After a ‘disappointing’ third quarter, sales for the year are now seen flat to up 2% compared with a previous forecast of up 2% to 3% and operating margins will see a ‘modest decline’ instead of holding steady.
At the start of the year sales were seen up 3% to 4%, despite a weak first quarter, with the company banking on a second-half rebound to meet its targets. At the half-year stage it revised down its revenue growth forecast saying it still saw improving trends.
However, weak third-quarter sales of consumer health products to retailers in the US and infant formula in China have sunk any hopes of a rebound. In addition, a high level of spending on advertising will eat into profit margins.
AND THE GROWTH IS GONE
Sales of home hygiene products, which make up 40% of group revenues, were up 4.5% on a like-for-like basis last quarter, well ahead of the market which grew by between 2% and 3%.
Growth was ‘broad-based’ across all regions and brands with new products such as Airwick Essential Mist room scent and Lysol laundry sanitiser helping to boost sales.
However the consumer health business, which makes up the other 60% of revenues, suffered a number of headwinds which meant sales were down 0.3% on a like-for-like basis. This was well below the rest of the market which grew by between 3% and 5% on an organic basis.

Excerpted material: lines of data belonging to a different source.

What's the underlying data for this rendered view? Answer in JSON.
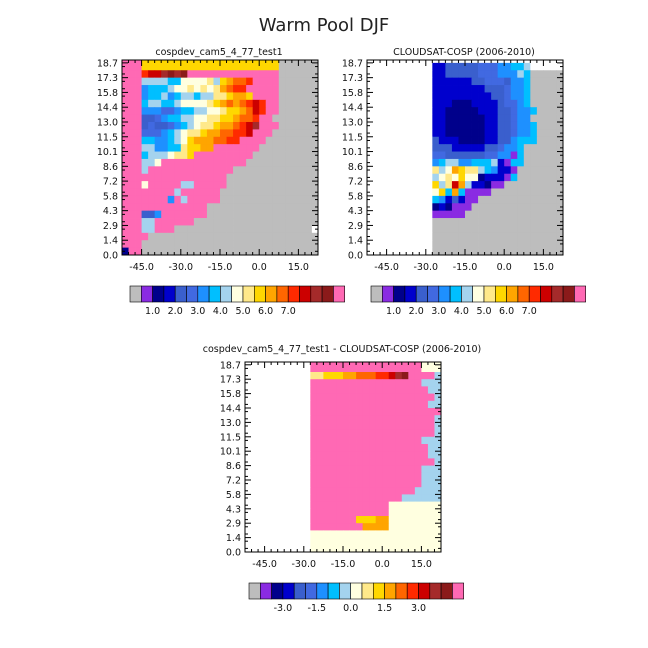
{
  "figure": {
    "title": "Warm Pool DJF"
  },
  "palettes": {
    "abs": [
      "#bdbdbd",
      "#8a2be2",
      "#00008b",
      "#0000cd",
      "#3a5fcd",
      "#4169e1",
      "#1e90ff",
      "#00bfff",
      "#a4d3ee",
      "#ffffe0",
      "#ffe98a",
      "#ffd700",
      "#ffa500",
      "#ff6600",
      "#ff2a00",
      "#cc0000",
      "#a52a2a",
      "#8b1a1a",
      "#ff69b4"
    ],
    "diff": [
      "#bdbdbd",
      "#8a2be2",
      "#00008b",
      "#0000cd",
      "#3a5fcd",
      "#4169e1",
      "#1e90ff",
      "#00bfff",
      "#a4d3ee",
      "#ffffe0",
      "#ffe98a",
      "#ffd700",
      "#ffa500",
      "#ff6600",
      "#ff2a00",
      "#cc0000",
      "#a52a2a",
      "#8b1a1a",
      "#ff69b4"
    ]
  },
  "chart_data": [
    {
      "type": "heatmap",
      "title": "cospdev_cam5_4_77_test1",
      "xlabel": "",
      "ylabel": "",
      "xlim": [
        -52.5,
        22.5
      ],
      "ylim": [
        0.0,
        19.0
      ],
      "xticks": [
        "-45.0",
        "-30.0",
        "-15.0",
        "0.0",
        "15.0"
      ],
      "xtick_values": [
        -45,
        -30,
        -15,
        0,
        15
      ],
      "yticks": [
        "0.0",
        "1.4",
        "2.9",
        "4.3",
        "5.8",
        "7.2",
        "8.6",
        "10.1",
        "11.5",
        "13.0",
        "14.4",
        "15.8",
        "17.3",
        "18.7"
      ],
      "colorbar": {
        "labels": [
          "1.0",
          "2.0",
          "3.0",
          "4.0",
          "5.0",
          "6.0",
          "7.0"
        ],
        "label_after_box": [
          1,
          3,
          5,
          7,
          9,
          11,
          13
        ]
      },
      "x_cells": [
        -50,
        -47.5,
        -45,
        -42.5,
        -40,
        -37.5,
        -35,
        -32.5,
        -30,
        -27.5,
        -25,
        -22.5,
        -20,
        -17.5,
        -15,
        -12.5,
        -10,
        -7.5,
        -5,
        -2.5,
        0,
        2.5,
        5,
        7.5,
        10,
        12.5,
        15,
        17.5,
        20
      ],
      "row_edges": [
        0.0,
        0.72,
        1.44,
        2.16,
        2.88,
        3.6,
        4.32,
        5.04,
        5.76,
        6.48,
        7.2,
        7.92,
        8.64,
        9.36,
        10.08,
        10.8,
        11.52,
        12.24,
        12.96,
        13.68,
        14.4,
        15.12,
        15.84,
        16.56,
        17.28,
        18.0,
        18.72,
        19.0
      ],
      "grid_rows": [
        "SSSBBBBBBBBBBBBBBBBBBBBB000000",
        "SSSBBBBBBBBBBBBBBBBBBBBB000000",
        "SSSEFFGHGHIJJKKKLMOPLPQS000000",
        "SSS8888779999A8BCDDEQRQS000000",
        "SSS6777899A9A9ACDEERPOPS000000",
        "SSS67786788788AABCCBOPQS000000",
        "SSS7887789999ABCDCDEFEMS000000",
        "SSS666556778899ABBCDFERS000000",
        "RSS4456778899AABBCDDEQS0000000",
        "QSS454456789AABCCDEFGPQS000000",
        "SSS5556789AABCCDDEEFSRS0000000",
        "SSS7766789BCCCDDEEPQRS00000000",
        "SSS886677ABBCCQQRQSSS000000000",
        "SSS78889AABSSSRRRRRS0000000000",
        "SSS889SSSSSOPQQRSSS00000000000",
        "SSS8SSSSSSSSSSSSS0000000000000",
        "SSSSSSSSSSSSSSSS00000000000000",
        "SSS9SSSSS88SSSSS00000000000000",
        "SSSSSSSS8PSSSSS000000000000000",
        "SSSSSSS6S8SSSSS000000000000000",
        "SSSSSSSSSSSSS00000000000000000",
        "SSS446SSSSSSS00000000000000000",
        "SSS88SSSSSS0000000000000000000",
        "SSS88SSS000000000000000000000",
        "SSSS000000000000000000000000000",
        "SSS0000000000000000000000000000",
        "2SS0000000000000000000000000000"
      ]
    },
    {
      "type": "heatmap",
      "title": "CLOUDSAT-COSP (2006-2010)",
      "xlabel": "",
      "ylabel": "",
      "xlim": [
        -52.5,
        22.5
      ],
      "ylim": [
        0.0,
        19.0
      ],
      "xticks": [
        "-45.0",
        "-30.0",
        "-15.0",
        "0.0",
        "15.0"
      ],
      "xtick_values": [
        -45,
        -30,
        -15,
        0,
        15
      ],
      "yticks": [
        "0.0",
        "1.4",
        "2.9",
        "4.3",
        "5.8",
        "7.2",
        "8.6",
        "10.1",
        "11.5",
        "13.0",
        "14.4",
        "15.8",
        "17.3",
        "18.7"
      ],
      "colorbar": {
        "labels": [
          "1.0",
          "2.0",
          "3.0",
          "4.0",
          "5.0",
          "6.0",
          "7.0"
        ],
        "label_after_box": [
          1,
          3,
          5,
          7,
          9,
          11,
          13
        ]
      },
      "x_cells": [
        -50,
        -47.5,
        -45,
        -42.5,
        -40,
        -37.5,
        -35,
        -32.5,
        -30,
        -27.5,
        -25,
        -22.5,
        -20,
        -17.5,
        -15,
        -12.5,
        -10,
        -7.5,
        -5,
        -2.5,
        0,
        2.5,
        5,
        7.5,
        10,
        12.5,
        15,
        17.5,
        20
      ],
      "row_edges": [
        0.0,
        0.72,
        1.44,
        2.16,
        2.88,
        3.6,
        4.32,
        5.04,
        5.76,
        6.48,
        7.2,
        7.92,
        8.64,
        9.36,
        10.08,
        10.8,
        11.52,
        12.24,
        12.96,
        13.68,
        14.4,
        15.12,
        15.84,
        16.56,
        17.28,
        18.0,
        18.72,
        19.0
      ],
      "grid_rows": [
        "WWWWWWWWWWWWWWWWWWWWWWWWWWWWWW",
        "WWWWWWWWWW334444455566778WWWWW",
        "WWWWWWWWWW334444455566687000000",
        "WWWWWWWWWW3333334455546670000000",
        "WWWWWWWWWW33333333444566700000000",
        "WWWWWWWWWW3333333334456670000000",
        "WWWWWWWWWW3332223333455670000000",
        "WWWWWWWWWW3322222333445667000000",
        "WWWWWWWWWW3322222233445660000000",
        "WWWWWWWWWW332222223344566700000",
        "WWWWWWWWWW3322222233445667000000",
        "WWWWWWWWWW4333222233446777000000",
        "WWWWWWWWWW4443333344566700000000",
        "WWWWWWWWWW5544444455661700000000",
        "WWWWWWWWWW67886677783177000000000",
        "WWWWWWWWWWA89CBAA8763310000000000",
        "WWWWWWWWWW89A9B992333170000000000",
        "WWWWWWWWWWB8AFC8332110000000000000",
        "WWWWWWWWWW9B7C711110000000000000000",
        "WWWWWWWWWW76343110000000000000000000",
        "WWWWWWWWWW23211100000000000000000000",
        "WWWWWWWWWW11111000000000000000000000",
        "WWWWWWWWWW0000000000000000000000000000",
        "WWWWWWWWWW0000000000000000000000000000",
        "WWWWWWWWWW0000000000000000000000000000",
        "WWWWWWWWWW0000000000000000000000000000",
        "WWWWWWWWWW0000000000000000000000000000"
      ]
    },
    {
      "type": "heatmap",
      "title": "cospdev_cam5_4_77_test1 - CLOUDSAT-COSP (2006-2010)",
      "xlabel": "",
      "ylabel": "",
      "xlim": [
        -52.5,
        22.5
      ],
      "ylim": [
        0.0,
        19.0
      ],
      "xticks": [
        "-45.0",
        "-30.0",
        "-15.0",
        "0.0",
        "15.0"
      ],
      "xtick_values": [
        -45,
        -30,
        -15,
        0,
        15
      ],
      "yticks": [
        "0.0",
        "1.4",
        "2.9",
        "4.3",
        "5.8",
        "7.2",
        "8.6",
        "10.1",
        "11.5",
        "13.0",
        "14.4",
        "15.8",
        "17.3",
        "18.7"
      ],
      "colorbar": {
        "labels": [
          "-3.0",
          "-1.5",
          "0.0",
          "1.5",
          "3.0"
        ],
        "label_after_box": [
          2,
          5,
          8,
          11,
          14
        ]
      },
      "x_cells": [
        -50,
        -47.5,
        -45,
        -42.5,
        -40,
        -37.5,
        -35,
        -32.5,
        -30,
        -27.5,
        -25,
        -22.5,
        -20,
        -17.5,
        -15,
        -12.5,
        -10,
        -7.5,
        -5,
        -2.5,
        0,
        2.5,
        5,
        7.5,
        10,
        12.5,
        15,
        17.5,
        20
      ],
      "row_edges": [
        0.0,
        0.72,
        1.44,
        2.16,
        2.88,
        3.6,
        4.32,
        5.04,
        5.76,
        6.48,
        7.2,
        7.92,
        8.64,
        9.36,
        10.08,
        10.8,
        11.52,
        12.24,
        12.96,
        13.68,
        14.4,
        15.12,
        15.84,
        16.56,
        17.28,
        18.0,
        18.72,
        19.0
      ],
      "grid_rows": [
        "WWWWWWWWWWSSSSSSSSSSSSSSSSS99999",
        "WWWWWWWWWWSSSSSSSSSSSSSSSSS9999",
        "WWWWWWWWWWAABBBCCDDDEEFGHSSSS8999",
        "WWWWWWWWWWOPOQRSSSSSSSSSSSS88888",
        "WWWWWWWWWWPQRRSSSSSSPPPPSSRS8888",
        "WWWWWWWWWWPPRRSSRSSSPPPSSSSRS888",
        "WWWWWWWWWWQQRQRSSSSRRPSSSPSS8888",
        "WWWWWWWWWWRSRRSSSRQRRSSSPSRSSS888",
        "WWWWWWWWWWNOOMNOPSRRRSSPPSSRS888",
        "WWWWWWWWWWNONMNOOPPRRRQQRPSSR888",
        "WWWWWWWWWWNOOQRSSSPPRRRQRSRSS888",
        "WWWWWWWWWWOOPPRRRRRRRRSPSSR8888",
        "WWWWWWWWWWSSSPQRRRRRQQRSSSSR8888",
        "WWWWWWWWWWSSSSSSRQRRSRRRRRRR8888",
        "WWWWWWWWWWSSSSSSSSSSSSSRQQRRR8888",
        "WWWWWWWWWWSSSSSSSSSSSSSSSRR88888",
        "WWWWWWWWWWSSSSSSSSSSSSSSSRR8888",
        "WWWWWWWWWWSSSSSSSSSSSRQQRSS88888",
        "WWWWWWWWWWSSSSSSSSSSSSQPPS88888",
        "WWWWWWWWWWSSSSSSSSSSSSSS8888889",
        "WWWWWWWWWWSSSSSSSSSSSS999999999",
        "WWWWWWWWWWSSSSSSSSSSSS999999999",
        "WWWWWWWWWWSSSSSSSBBBCC9999999999",
        "WWWWWWWWWWSSSSSSSSCCCC9999999999",
        "WWWWWWWWWW999999999999999999999",
        "WWWWWWWWWW99999999999999999999999",
        "WWWWWWWWWW999999999999999999999999"
      ]
    }
  ]
}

Higher prices for its products and lower stocking by US retailers ahead of the all-important flu season meant that volumes were down for most categories. US over-the-counter sales were down a whopping 12.3% in dollars on a like-for-like basis in the third quarter.
Meanwhile sales of infant formula in the Chinese market have slowed due to a fall in the birth rate during 2017 and 2018. The firm’s latest reading of market growth is ‘below our medium-term expectations of +3-5%’ which suggests that the fourth quarter could be as bad if not worse than last quarter.
Reckitt’s former chief executive Rakesh Kapoor bet big on China when he pushed through the $16.6bn acquisition of US baby-milk formula maker Mead Johnson Nutrition in 2017.
At the time forecasts for growth in the Chinese market, where MJN was a leading player, were bullish. However, poor execution and a lower birth rate mean that China is now under-performing expectations.
New chief executive Laxman Narasimhan, who took over in September, has plenty to do to revive Reckitt’s fortunes. As well as increasing spending on marketing, which will eat into margins in the short term, he is ‘prioritising execution and operational performance as a matter of urgency’.
He has also ‘made it clear within the organisation that any activities that detract focus and attention from improving our operational performance (should) be paused’.
Other 'nasties' in his in-tray are the legacy costs of the Indivior (INDV) legal case in the US, which the firm has already provisioned for, and the lung-injury lawsuit in South Korea, the final cost of which remains unknown.
Re-setting expectations by lowering full-year guidance is probably sensible, but for the new man to re-boot growth is going to take time. Whether investors are prepared to wait is another matter.